Web scraping via Invoke-WebRequest / Invoke-RestMethod works only with static content in the target page (i.e. with the raw HTML source code).[1]
To support extracting content that gets loaded dynamically, via JavaScript, you need a full web browser that you can control programmatically.
As you've discovered yourself, Chromium-based browsers do offer a CLI method of outputting the dynamically generated / augmented HTML, as it would render in interactively in a browser, using the --headless and --dump-dom options.
You can capture this HTML in a variable and then process it via an HTML parser such as provided by the AngleSharp .NET library, as offered via the PSParseHTML module, which also wraps the HTML Agility Pack (which is used by default).
The following is self-contained sample code:
It assumes that you're running Windows 11 with the modern, Chromium-based version of Microsoft Edge, located at:
"C:\Program Files (x86)\Microsoft\Edge\Application\msedge.exe"
Alternatively, you can download a different Chromium-based browser, such as Brave, or Google Chrome, whose executable you can then find at:
"C:\Program Files (x86)\Google\Chrome\Application\chrome.exe"
It downloads HTML from sample URL http://www.nptcstudents.co.uk/andrewg/jsweb/dynamicpages.html, which dynamically fills in various elements using client-side JavaScript, including one with the current timestamp.
It then ensures that the PSParseHTML module is installed and uses it to parse the rendered HTML, and extracts the element that was dynamically populated with the current timestamp to verify that client-side rendering was indeed performed.
# Create an 'msedge' alias for Microsoft Edge.
Set-Alias msedge 'C:\Program Files (x86)\Microsoft\Edge\Application\msedge.exe'
# Sample URL that includes dynamic content.
$url = 'http://www.nptcstudents.co.uk/andrewg/jsweb/dynamicpages.html'
# Use Microsoft Edge in headless mode to download from the URL
# and run its client-side scripts.
# Note:
# * --disable-gpu prevents any GPU-related errors from appearing in the output.
# * ... | Out-String captures all output as a *single, multiline string*
# and additionally ensures *synchronous* execution on Windows,
# which in turn enables capturing the output.
# * Since a full web browser must be launched, as a child process,
# followed by downloading and rendering a web page, this takes
# a while, especially if the browser isn't already running.

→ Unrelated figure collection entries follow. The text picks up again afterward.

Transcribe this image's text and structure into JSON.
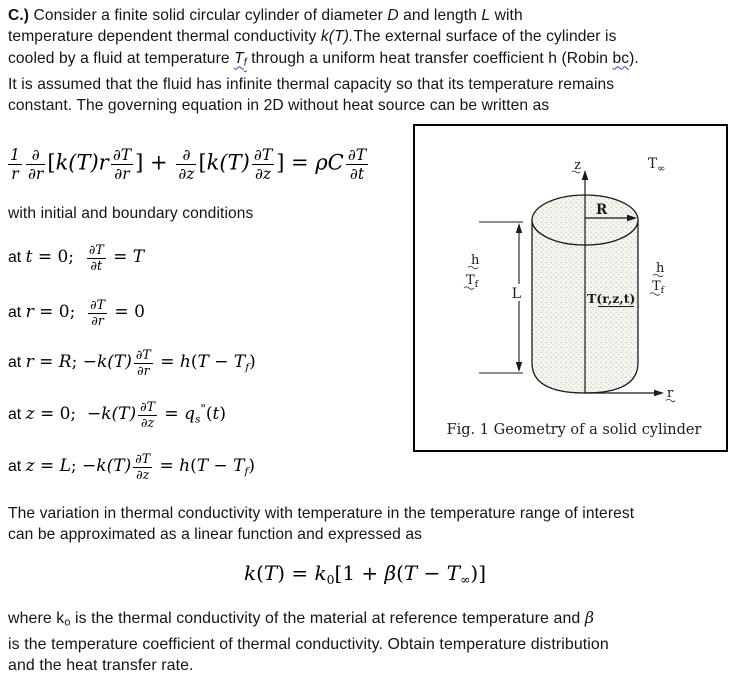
{
  "para1": {
    "lines": [
      [
        {
          "t": "C.)",
          "b": 1
        },
        {
          "t": " Consider a finite solid circular cylinder of diameter "
        },
        {
          "t": "D",
          "i": 1
        },
        {
          "t": " and length "
        },
        {
          "t": "L",
          "i": 1
        },
        {
          "t": " with"
        }
      ],
      [
        {
          "t": "temperature dependent thermal conductivity "
        },
        {
          "t": "k(T).",
          "i": 1
        },
        {
          "t": "The external surface of the cylinder is"
        }
      ],
      [
        {
          "t": "cooled by a fluid at temperature "
        },
        {
          "t": "T",
          "i": 1,
          "w": 1
        },
        {
          "t": "f",
          "i": 1,
          "sub": 1,
          "w": 1
        },
        {
          "t": " through a uniform heat transfer coefficient h (Robin "
        },
        {
          "t": "bc",
          "w": 1
        },
        {
          "t": ")."
        }
      ],
      [
        {
          "t": "It is assumed that the fluid has infinite thermal capacity so that its temperature remains"
        }
      ],
      [
        {
          "t": "constant. The governing equation in 2D without heat source can be written as"
        }
      ]
    ]
  },
  "main_eq": {
    "tokens": [
      {
        "f": [
          "1",
          "r"
        ]
      },
      {
        "f": [
          "∂",
          "∂r"
        ]
      },
      {
        "t": "["
      },
      {
        "v": "k(T)r"
      },
      {
        "f": [
          "∂T",
          "∂r"
        ]
      },
      {
        "t": "] + "
      },
      {
        "f": [
          "∂",
          "∂z"
        ]
      },
      {
        "t": "["
      },
      {
        "v": "k(T)"
      },
      {
        "f": [
          "∂T",
          "∂z"
        ]
      },
      {
        "t": "] = "
      },
      {
        "v": "ρC"
      },
      {
        "f": [
          "∂T",
          "∂t"
        ]
      }
    ]
  },
  "bc_intro": "with initial and boundary conditions",
  "bc1": {
    "tokens": [
      {
        "t": "at ",
        "rm": 1
      },
      {
        "v": "t"
      },
      {
        "t": " = 0;  "
      },
      {
        "f": [
          "∂T",
          "∂t"
        ]
      },
      {
        "t": " = "
      },
      {
        "v": "T"
      }
    ]
  },
  "bc2": {
    "tokens": [
      {
        "t": "at ",
        "rm": 1
      },
      {
        "v": "r"
      },
      {
        "t": " = 0;  "
      },
      {
        "f": [
          "∂T",
          "∂r"
        ]
      },
      {
        "t": " = 0"
      }
    ]
  },
  "bc3": {
    "tokens": [
      {
        "t": "at ",
        "rm": 1
      },
      {
        "v": "r"
      },
      {
        "t": " = "
      },
      {
        "v": "R"
      },
      {
        "t": "; −"
      },
      {
        "v": "k(T)"
      },
      {
        "f": [
          "∂T",
          "∂r"
        ]
      },
      {
        "t": " = "
      },
      {
        "v": "h"
      },
      {
        "t": "("
      },
      {
        "v": "T"
      },
      {
        "t": " − "
      },
      {
        "v": "T"
      },
      {
        "sb": "f",
        "i": 1
      },
      {
        "t": ")"
      }
    ]
  },
  "bc4": {
    "tokens": [
      {
        "t": "at ",
        "rm": 1
      },
      {
        "v": "z"
      },
      {
        "t": " = 0;  −"
      },
      {
        "v": "k(T)"
      },
      {
        "f": [
          "∂T",
          "∂z"
        ]
      },
      {
        "t": " = "
      },
      {
        "v": "q"
      },
      {
        "sb": "s",
        "i": 1
      },
      {
        "sp": "\""
      },
      {
        "t": "("
      },
      {
        "v": "t"
      },
      {
        "t": ")"
      }
    ]
  },
  "bc5": {
    "tokens": [
      {
        "t": "at ",
        "rm": 1
      },
      {
        "v": "z"
      },
      {
        "t": " = "
      },
      {
        "v": "L"
      },
      {
        "t": "; −"
      },
      {
        "v": "k(T)"
      },
      {
        "f": [
          "∂T",
          "∂z"
        ]
      },
      {
        "t": " = "
      },
      {
        "v": "h"
      },
      {
        "t": "("
      },
      {
        "v": "T"
      },
      {
        "t": " − "
      },
      {
        "v": "T"
      },
      {
        "sb": "f",
        "i": 1
      },
      {
        "t": ")"
      }
    ]
  },
  "para2": {
    "lines": [
      "The variation in thermal conductivity with temperature in the temperature range of interest",
      "can be approximated as a linear function and expressed as"
    ]
  },
  "k_eq": {
    "tokens": [
      {
        "v": "k"
      },
      {
        "t": "("
      },
      {
        "v": "T"
      },
      {
        "t": ") = "
      },
      {
        "v": "k"
      },
      {
        "sb": "0"
      },
      {
        "t": "[1 + "
      },
      {
        "v": "β"
      },
      {
        "t": "("
      },
      {
        "v": "T"
      },
      {
        "t": " − "
      },
      {
        "v": "T"
      },
      {
        "sb": "∞"
      },
      {
        "t": ")]"
      }
    ]
  },
  "para3": {
    "lines": [
      [
        {
          "t": "where k"
        },
        {
          "t": "o",
          "sub": 1
        },
        {
          "t": " is the thermal conductivity of the material at reference temperature and "
        },
        {
          "t": "β",
          "i": 1,
          "sf": 1
        }
      ],
      [
        {
          "t": "is the temperature coefficient of thermal conductivity. Obtain temperature distribution"
        }
      ],
      [
        {
          "t": "and the heat transfer rate."
        }
      ]
    ]
  },
  "figure": {
    "caption": "Fig. 1   Geometry of a solid cylinder",
    "z_label": "z",
    "t_inf_base": "T",
    "t_inf_sub": "∞",
    "radius_label": "R",
    "length_label": "L",
    "h_label": "h",
    "tf_base": "T",
    "tf_sub": "f",
    "field_label": "T(r,z,t)",
    "r_label": "r"
  },
  "colors": {
    "squiggle_blue": "#3b43c4",
    "ink": "#1b1b1b",
    "stipple_bg": "#f6f4ee",
    "stipple_dot": "#a39a88"
  }
}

Write-Verbose -Verbose "Downloading and rendering $url..."
$dynamicHtml =
msedge --headless --dump-dom --disable-gpu $url | Out-String
# Now you can use the PSParseHTML module to parse the captured HTML.
# Install the module on demand.
if (-not (Get-Module -ErrorAction Ignore -ListAvailable PSParseHTML)) {
Write-Verbose "Installing PSParseHTML module for the current user..."
Install-Module -ErrorAction Stop -Scope CurrentUser PSParseHTML
}
# Parse the HTML.
Write-Verbose -Verbose "Parsing the rendered HTML..."
$parsedHtml = ConvertFrom-Html -Engine AngleSharp -Content $dynamicHtml
# Now extract the dynamically populated element to verify that it contains the current timestamp.
Write-Verbose -Verbose "Extracting a dynamically populated element..."
$parsedHtml.QuerySelectorAll('div.exampleblock')[1].InnerHtml
The above should print something like (note the timestamp):
<script type="text/javascript">
document.write("The date is " + Date());
</script>The date is Tue Jan 16 2024 23:48:55 GMT-0500 (Eastern Standard Time)
[1] In the legacy, Windows-only, ships-with-Window Windows PowerShell edition, Invoke-WebRequest by default (unless -UseBasicParsing is passed) does return dynamically generated HTML, by using the obsolete Internet Explorer engine behind the scenes - see this answer for an example.
In PowerShell (Core) 7+, the modern, cross-platform, install-on-demand edition, -UseBasicParsing is invariably implied, meaning that the raw HTML source code is only ever downloaded.
However, as of Windows 11, you can still emulate the Windows PowerShell behavior via the InternetExplorer.Application COM object; here's a minimal example:
$ie = New-Object -ComObject InternetExplorer.Application; $ie.Navigate2('https://example.org'); while ($ie.Busy) { Start-Sleep -Milliseconds 200 }; $ie.Document.getElementsByTagName('p') | ForEach-Object outerText
Either way, the obsolete status of Internet Explorer makes such solutions increasingly unusable, and
an PowerShell-external dynamic-HTM-loading and HTML-parsing solutions are needed.